If, against all odds, the TPP somehow manages to go ahead, Japanese manufacturers would be able to strengthen their supply chains in participating countries, thanks not only to lower tariffs but also because of common standards in labour, environment, intellectual property and other aspects. The TPP would also cut barriers in service sectors, including financial, telecommunication, e-commerce and other new areas, making investment all the more attractive.

While Japanese Prime Minister Shinzo Abe has remarked that the TPP would be meaningless without the US, there are calls in his country for Japan to move ahead with the TPP framework even without US participation.

"We do not want to exclude any options so we need to prepare Plan B and Plan C, but our first priority is to push [the TPP forward] and convince [others of] a basic understanding of economics," said Yoshitaka Yamamuro, representative for the Asia Pacific region at the Overseas Human Resources and Industry Development Association.

Japan is also willing to be one of the negotiating countries for the Regional Comprehensive Economic Partnership (RCEP) -- involving Asean plus China, Japan, South Korea, India, Australia and New Zealand -- on condition that it provide sufficient trade liberalisation and fair quality of trade, he said.

As Asean prepares to celebrate its 50th anniversary in August, Prof Hikari Ishido of the University of Chiba said the regional bloc's centrality is the main driving force pushing the RCEP forward to achieve greater liberalisation.

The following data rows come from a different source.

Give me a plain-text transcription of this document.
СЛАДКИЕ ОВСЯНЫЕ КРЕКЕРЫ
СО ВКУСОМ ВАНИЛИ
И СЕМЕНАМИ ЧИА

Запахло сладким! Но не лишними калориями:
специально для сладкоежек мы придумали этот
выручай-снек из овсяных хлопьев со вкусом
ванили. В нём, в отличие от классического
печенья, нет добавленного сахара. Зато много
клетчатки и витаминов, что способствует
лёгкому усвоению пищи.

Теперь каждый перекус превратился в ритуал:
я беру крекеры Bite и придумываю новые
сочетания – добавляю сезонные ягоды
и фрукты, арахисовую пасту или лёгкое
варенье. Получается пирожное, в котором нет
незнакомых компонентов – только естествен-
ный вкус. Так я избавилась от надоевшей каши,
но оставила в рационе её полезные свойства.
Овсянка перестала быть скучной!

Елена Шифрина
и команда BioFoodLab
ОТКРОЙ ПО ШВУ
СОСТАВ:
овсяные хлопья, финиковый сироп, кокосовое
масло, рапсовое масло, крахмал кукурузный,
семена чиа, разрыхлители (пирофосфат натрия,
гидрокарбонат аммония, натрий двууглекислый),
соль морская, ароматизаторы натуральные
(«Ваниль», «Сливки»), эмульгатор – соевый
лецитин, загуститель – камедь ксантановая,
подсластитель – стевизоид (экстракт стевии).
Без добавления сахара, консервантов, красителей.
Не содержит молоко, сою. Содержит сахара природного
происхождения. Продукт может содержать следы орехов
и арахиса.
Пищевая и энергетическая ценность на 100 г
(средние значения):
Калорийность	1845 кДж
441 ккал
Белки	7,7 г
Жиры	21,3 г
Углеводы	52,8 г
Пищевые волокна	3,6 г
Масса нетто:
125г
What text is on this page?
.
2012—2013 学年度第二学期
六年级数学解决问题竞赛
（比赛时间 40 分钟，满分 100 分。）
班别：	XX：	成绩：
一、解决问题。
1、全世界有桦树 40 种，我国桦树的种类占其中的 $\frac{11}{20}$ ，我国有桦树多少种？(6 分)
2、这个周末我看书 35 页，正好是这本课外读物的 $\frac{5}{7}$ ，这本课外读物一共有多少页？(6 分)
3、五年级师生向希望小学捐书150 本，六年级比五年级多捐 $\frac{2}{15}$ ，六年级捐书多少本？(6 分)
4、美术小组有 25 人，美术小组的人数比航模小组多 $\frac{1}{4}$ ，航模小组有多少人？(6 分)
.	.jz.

Although the TPP is given only a marginal chance of advancing, Japan's pragmatic approach, dubbed "flexible rigidity", is evident as the country could opt for bilateral negotiations if multilateral agreements stall, said Prof Ishido, noting how the government switched its focus from multilateral negotiations to bilateralism in the late 1990s when it saw that World Trade Organization talks were taking a very long time.

But Japan could be at a disadvantage if it engages in bilateral trade negotiations with the US since the latter has been trying to open up the former's agricultural sector.

"Prime Minister Abe needs to talk about how Japan can keep protecting the five 'sacred sectors' [rice, wheat, beef and poultry, dairy products and sugar]. But that is an Achilles heel so it is the weakest point of Japan's trade-based strategy," said Prof Ishido.

"Bilateral [trade negotiations] might not function if Japan continues to protect its agricultural sector. I do not think a US-Japan free trade agreement will be a smooth one."

There is still hope, meanwhile, that the TPP could be resurrected by the next US government, assuming that Mr Trump is not re-elected in 2020, said Prof Ishido.

Deborah Elms, executive director at the Asian Trade Centre, offers a different view as she thinks the existing 11-nation pact is not dead as Japan could still assume the mantle of leadership and set the rules of trade in Asia.

"The eleven [remaining TPP signatories] can still proceed, but it requires some level of political will to see that this remains a viable option," said Dr Elms.

"The reality is those eleven [countries] have incredible [market] access to one another. They do not need to have the US market open at the moment because it is already open, assuming that the Trump administration does not close it off."

But the challenge is the idea of setting a standard is an "unfamiliar role" for Japan as it has not been seen as a regional leader even though its economy is the third largest in the world, she said.

"It is especially challenging because they have to worry about what would be the response from the Trump administration. Would they be hostile to the idea of how Japan would pick up the TPP and drive it forward?"